In dem Artikel vom August 2010 hatte der Spiegel über den Verdacht berichtet, der frühere HSH-Chefjustiziar Dr. Wolfgang Gößmann könnte mit Abhörmaßnahmen gegen den Ex-Vorstand Frank Roth in Verbindung stehen. Später wurde allerdings das Ermittlungsverfahren gegen Gößmann eingestellt. Landgericht und Oberlandesgericht Hamburg hatten zunächst eine Richtigstellung, nach einer Revision beim Bundesgerichtshof (BGH) später folgenden Nachtrag verlangt: „Diesen Verdacht halten wir aus heutiger Sicht nicht aufrecht.“
Gegen diese Umsetzung wehrte sich der Spiegel jedoch erneut. Nachdem die Nichtzulassungsbeschwerde vom BGH abgewiesen wurde, hatte das Magazin jetzt mit seiner Verfassungsbeschwerde Erfolg. Form und Umfang des Nachtrags müssten abgewogen werden, insbesondere dürfe die Presse nicht zu einer eigenen Bewertung verpflichtet werden. Diesen Kriterien würde der verlangte Nachtrag aber nicht gerecht.

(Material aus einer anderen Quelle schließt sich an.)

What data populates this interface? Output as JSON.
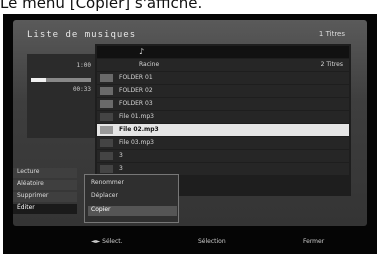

Grundsätzlich entschieden die Richter, dass eine Richtigstellung nur bei fehlerhafter Berichterstattung und ein Nachtrag nur in engen Grenzen erfolgen muss. Beispielsweise, wenn Ermittlungen eingestellt werden oder ein Beschuldigter freigesprochen wird. Nicht verpflichtet sind die Medien dagegen, jede weitere Entwicklung einer Verdachtsberichterstattung zu veröffentlichen. Es sei Teil der Pressefreiheit zu entscheiden, welches Thema aufgegriffen und weitergeführt werde.
Vertreter Spiegel Verlag
Inhouse Recht (Hamburg): Dr. Sascha Sajuntz – aus dem Markt bekannt
Schultz-Süchting (Hamburg): Dr. Lars Kröner (Presserecht)
Bundesverfassungsgericht, 3. Kammer des Ersten Senats
Prof. Dr. Ferdinand Kirchhof (Vizepräsident), Prof. Dr. Johannes Masing, Prof. Dr. Andreas Paulus
Hintergrund: Der Spiegel ließ sich während des kompletten Verfahrens von der Hamburger IP- und Medienrechtsboutique Schultz-Süchting vertreten. Zunächst führte Partner Dr. Marc-Oliver Srocke das Verfahren in den Instanzen, später übernahm dann Kröner. Für die BGH-Vertretung hatte das Magazin Prof. Dr. Christian Rohnke von Rohnke Winter mandatiert.
Bekannt ist, dass der ehemalige HSH-Chefjurist weiterhin von dem renommierten Bonner Presserechtler Dr. Gernot Lehr von Redeker Sellner Dahs vertreten wird.